Deploying Grafana on Kubernetes using Helm Charts
Visualizing metrics is just as important as collecting them for effective monitoring of applications running in Kubernetes environments.
Grafana has become a prominent tool for creating insightful dashboards that transform raw metrics into actionable intelligence.
In this comprehensive guide, we'll explore how to deploy Grafana on Kubernetes using Helm charts and set it up to visualize metrics from various sources.
Understanding the metrics visualization landscape
Before diving into the deployment process, let's establish a solid understanding of the key components that make up our visualization solution.
The role of Helm in Kubernetes deployments
Kubernetes applications are typically composed of multiple resources: deployments, services, config maps, secrets, and more. Managing these resources individually becomes increasingly complex, especially for applications with numerous components.

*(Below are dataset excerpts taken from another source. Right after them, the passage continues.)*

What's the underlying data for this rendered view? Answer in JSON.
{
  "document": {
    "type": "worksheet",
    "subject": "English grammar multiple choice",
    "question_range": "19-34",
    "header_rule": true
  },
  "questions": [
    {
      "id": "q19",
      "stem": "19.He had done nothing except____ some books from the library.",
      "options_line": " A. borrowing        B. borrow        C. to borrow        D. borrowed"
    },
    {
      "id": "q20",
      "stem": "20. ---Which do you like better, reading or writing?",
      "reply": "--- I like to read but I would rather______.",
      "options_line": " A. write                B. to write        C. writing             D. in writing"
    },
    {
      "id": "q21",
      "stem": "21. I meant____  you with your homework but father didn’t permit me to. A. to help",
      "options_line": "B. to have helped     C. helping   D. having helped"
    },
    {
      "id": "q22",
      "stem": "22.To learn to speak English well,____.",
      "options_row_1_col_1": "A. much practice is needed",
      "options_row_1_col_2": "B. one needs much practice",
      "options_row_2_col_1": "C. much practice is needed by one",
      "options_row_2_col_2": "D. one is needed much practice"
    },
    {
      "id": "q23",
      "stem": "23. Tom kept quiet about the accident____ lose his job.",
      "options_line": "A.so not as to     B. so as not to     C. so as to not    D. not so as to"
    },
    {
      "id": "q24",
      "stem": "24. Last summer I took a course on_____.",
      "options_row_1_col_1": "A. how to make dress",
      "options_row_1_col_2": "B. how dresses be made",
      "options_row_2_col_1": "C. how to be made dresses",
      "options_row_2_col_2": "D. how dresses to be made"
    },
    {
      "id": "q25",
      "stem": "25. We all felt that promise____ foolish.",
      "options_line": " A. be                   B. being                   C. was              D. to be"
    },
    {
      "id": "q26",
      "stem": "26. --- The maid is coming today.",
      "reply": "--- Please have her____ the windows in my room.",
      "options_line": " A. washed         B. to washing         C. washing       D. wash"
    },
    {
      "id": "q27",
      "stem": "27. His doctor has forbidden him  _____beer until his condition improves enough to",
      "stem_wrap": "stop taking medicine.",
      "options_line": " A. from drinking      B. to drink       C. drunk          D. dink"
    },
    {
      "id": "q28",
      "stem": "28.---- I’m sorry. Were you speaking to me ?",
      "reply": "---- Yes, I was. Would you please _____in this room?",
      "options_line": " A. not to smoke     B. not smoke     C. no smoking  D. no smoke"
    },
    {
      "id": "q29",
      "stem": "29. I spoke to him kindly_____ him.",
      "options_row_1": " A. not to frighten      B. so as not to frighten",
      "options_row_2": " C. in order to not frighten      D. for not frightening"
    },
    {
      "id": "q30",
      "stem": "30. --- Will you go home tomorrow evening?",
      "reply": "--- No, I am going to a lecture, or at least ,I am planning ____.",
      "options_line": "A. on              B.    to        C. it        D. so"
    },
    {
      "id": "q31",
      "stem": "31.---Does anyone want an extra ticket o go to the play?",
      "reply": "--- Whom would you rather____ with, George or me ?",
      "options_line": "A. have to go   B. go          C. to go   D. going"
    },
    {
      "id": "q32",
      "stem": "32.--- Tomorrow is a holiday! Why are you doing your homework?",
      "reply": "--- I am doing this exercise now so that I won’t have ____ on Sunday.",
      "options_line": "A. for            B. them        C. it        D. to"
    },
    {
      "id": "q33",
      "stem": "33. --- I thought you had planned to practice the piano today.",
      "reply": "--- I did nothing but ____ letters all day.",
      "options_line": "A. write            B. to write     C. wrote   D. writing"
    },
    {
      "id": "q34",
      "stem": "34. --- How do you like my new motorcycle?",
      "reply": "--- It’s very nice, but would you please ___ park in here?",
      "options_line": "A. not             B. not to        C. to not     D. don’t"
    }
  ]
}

Helm simplifies this complexity by acting as a package manager for Kubernetes. It enables us to define, install, and upgrade applications using "charts" - collections of pre-configured Kubernetes resources. Helm charts encapsulate all necessary manifest files into a single package that can be deployed consistently across environments.
The architecture of Helm is built around three fundamental concepts:
- Chart: A package containing all resource definitions needed to run an application.
- Repository: A storage location for charts.
- Release: A specific instance of a chart deployed in a cluster.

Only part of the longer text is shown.